Muppet fans have two new series to look forward to. The Jim Henson company will produce Earth to Ned, a half-hour talk show parody hosted by a blue alien, for Disney+, while Muppets Now, a “short-form unscripted series,” is scheduled for a 2020 release.

disney plus streaming service news earth to ned  talkshow set

Disney is also digging into some of its back catalog to create new Disney+ shows and movies. A Hocus Pocus sequel is currently in preproduction at the streamer, with Bette Midler, Sarah Jessica Parker, and Kathy Najimy all rumored to return. Monsters at Work, a cartoon based on Pixar’s Monsters, Inc., was one of the first titles announced for Disney+, while Hillary Duff has agreed to appear in a Lizze McGuire revival. Certain Fox properties, including Home Alone, are slated for Disney+ remakes, while several unscripted series and original content from National Geographic are also in the works.

You can see the full list of upcoming original Disney+ series here.

Impressive video and audio quality

Disney+ offers select content in both Dolby Vision, Dolby’s dynamic version of HDR that offers evolving content to supported TVs squeeze the best contrast out of each scene, as well as Dolby Atmos, which provides an immersive, hemispheric soundstage for those with supported hardware.

While Dolby Vision is becoming more common, both Vision and Atmos are still rarities in streaming land, supported by only a few services like Netflix and Amazon Prime Video, and only with select content. One of the most tantalizing aspects about Disney+’s 4K content  — for Star Wars fans at least — is the availability of its Star Wars films, including the original trilogy (that is the ’90s special editions) in 4K with Dolby Vision and Atmos support. This makes Disney+ the only way to view these films in these formats.

For those wondering about family viewing, Disney+ offers four simultaneous streams at once on its service for its basic $7-per-month fee.

How big will it get?

On the first day of service, Disney confirmed that it had reached over 10 million subscribers.

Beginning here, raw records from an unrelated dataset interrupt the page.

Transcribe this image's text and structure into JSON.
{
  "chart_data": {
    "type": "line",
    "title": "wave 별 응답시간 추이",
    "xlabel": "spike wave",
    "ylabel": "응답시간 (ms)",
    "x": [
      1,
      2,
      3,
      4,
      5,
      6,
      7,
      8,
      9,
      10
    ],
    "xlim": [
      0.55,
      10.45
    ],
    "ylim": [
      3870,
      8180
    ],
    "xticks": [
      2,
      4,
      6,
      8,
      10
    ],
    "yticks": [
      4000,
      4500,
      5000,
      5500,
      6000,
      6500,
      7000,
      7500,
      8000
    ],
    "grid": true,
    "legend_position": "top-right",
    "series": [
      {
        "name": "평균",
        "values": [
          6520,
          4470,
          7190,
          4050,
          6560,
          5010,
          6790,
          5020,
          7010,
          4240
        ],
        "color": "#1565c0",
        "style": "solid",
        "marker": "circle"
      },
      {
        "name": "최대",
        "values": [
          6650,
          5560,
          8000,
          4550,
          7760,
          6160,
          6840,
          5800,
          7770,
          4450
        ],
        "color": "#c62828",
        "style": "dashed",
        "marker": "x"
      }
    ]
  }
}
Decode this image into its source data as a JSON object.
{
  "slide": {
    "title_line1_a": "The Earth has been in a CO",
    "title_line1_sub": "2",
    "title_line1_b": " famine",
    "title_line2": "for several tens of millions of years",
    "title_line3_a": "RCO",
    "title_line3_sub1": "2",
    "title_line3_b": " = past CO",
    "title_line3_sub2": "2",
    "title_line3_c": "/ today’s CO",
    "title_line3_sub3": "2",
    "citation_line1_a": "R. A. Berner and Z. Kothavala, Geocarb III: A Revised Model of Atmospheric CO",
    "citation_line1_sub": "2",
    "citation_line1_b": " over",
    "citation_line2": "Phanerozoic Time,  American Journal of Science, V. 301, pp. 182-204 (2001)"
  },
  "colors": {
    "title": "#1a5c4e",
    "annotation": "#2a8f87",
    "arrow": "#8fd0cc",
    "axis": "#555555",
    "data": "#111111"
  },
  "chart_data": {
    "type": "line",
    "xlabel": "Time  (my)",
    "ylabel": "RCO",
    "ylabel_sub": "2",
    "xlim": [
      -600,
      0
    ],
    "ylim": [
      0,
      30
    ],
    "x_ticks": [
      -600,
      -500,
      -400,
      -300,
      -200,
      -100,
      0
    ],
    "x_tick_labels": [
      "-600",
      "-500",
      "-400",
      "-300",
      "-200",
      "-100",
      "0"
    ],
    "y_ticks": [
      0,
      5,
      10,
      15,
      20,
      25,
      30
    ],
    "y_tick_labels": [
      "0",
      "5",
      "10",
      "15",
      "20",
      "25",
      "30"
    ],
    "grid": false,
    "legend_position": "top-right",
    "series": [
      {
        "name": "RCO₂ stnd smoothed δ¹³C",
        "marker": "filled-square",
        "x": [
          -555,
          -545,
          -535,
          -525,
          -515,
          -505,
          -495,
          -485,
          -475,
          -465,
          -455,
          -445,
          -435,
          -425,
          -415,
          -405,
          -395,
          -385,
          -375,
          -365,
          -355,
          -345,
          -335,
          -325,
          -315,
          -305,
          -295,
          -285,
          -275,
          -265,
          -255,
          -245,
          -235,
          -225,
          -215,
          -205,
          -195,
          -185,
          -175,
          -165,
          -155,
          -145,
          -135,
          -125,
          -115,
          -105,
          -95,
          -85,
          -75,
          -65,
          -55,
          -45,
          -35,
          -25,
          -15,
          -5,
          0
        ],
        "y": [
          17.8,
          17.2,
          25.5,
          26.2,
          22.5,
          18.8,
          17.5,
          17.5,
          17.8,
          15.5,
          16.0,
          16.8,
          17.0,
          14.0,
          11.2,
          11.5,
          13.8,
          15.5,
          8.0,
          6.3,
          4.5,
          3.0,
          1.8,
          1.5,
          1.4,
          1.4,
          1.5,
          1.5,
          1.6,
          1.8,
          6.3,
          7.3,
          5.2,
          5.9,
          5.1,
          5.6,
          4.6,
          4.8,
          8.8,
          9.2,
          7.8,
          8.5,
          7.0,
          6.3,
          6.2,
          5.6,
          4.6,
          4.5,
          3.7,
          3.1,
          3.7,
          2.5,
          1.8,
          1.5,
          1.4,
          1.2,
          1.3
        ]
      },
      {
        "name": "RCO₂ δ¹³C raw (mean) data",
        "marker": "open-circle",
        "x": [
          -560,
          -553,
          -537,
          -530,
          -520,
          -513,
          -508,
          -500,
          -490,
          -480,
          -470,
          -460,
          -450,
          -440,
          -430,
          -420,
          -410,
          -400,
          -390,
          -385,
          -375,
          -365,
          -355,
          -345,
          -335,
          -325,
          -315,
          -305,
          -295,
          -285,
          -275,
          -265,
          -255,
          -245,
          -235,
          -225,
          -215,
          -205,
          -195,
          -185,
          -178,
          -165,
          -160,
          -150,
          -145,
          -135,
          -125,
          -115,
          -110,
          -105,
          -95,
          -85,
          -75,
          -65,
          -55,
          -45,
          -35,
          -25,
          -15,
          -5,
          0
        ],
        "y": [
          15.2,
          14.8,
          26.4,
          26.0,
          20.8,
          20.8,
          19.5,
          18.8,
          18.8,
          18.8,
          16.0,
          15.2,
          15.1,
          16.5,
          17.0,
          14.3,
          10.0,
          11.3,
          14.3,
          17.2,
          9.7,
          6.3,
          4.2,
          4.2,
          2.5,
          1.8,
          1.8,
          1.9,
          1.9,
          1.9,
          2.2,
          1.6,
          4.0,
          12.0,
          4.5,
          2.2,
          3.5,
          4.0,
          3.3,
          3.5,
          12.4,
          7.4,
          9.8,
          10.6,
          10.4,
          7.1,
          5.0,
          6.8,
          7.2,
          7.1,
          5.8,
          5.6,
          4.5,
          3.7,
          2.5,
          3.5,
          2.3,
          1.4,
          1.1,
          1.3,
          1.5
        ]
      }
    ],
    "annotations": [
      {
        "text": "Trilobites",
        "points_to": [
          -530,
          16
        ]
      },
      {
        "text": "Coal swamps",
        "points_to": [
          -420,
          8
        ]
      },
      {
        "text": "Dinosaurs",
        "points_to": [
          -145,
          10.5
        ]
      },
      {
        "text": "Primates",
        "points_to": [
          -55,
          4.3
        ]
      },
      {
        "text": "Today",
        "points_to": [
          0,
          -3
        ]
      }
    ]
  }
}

Morgan Stanley analyst Benjamin Swinburne has previously projected that Disney+ could have 13 million subscribers by the end of 2020, and 50 million subscribers across all of its online video services, which include Disney+, Hulu, and ESPN+. By 2024, the analyst projected that Disney+ could have more than 130 million subscribers.

That projection is considered a conservative one, as it has just 10% of broadband-ready homes subscribing to Disney+, as compared to the 25-30% that have Netflix subscriptions.

What it won’t include

In keeping with Disney’s family-friendly approach to programming, there won’t be any R-rated projects available on Disney+, either. Any movies or TV series that push the boundaries of Disney’s typical PG-13 audience will be diverted to Hulu, according to various reports. This includes titles like Marvel’s Deadpool.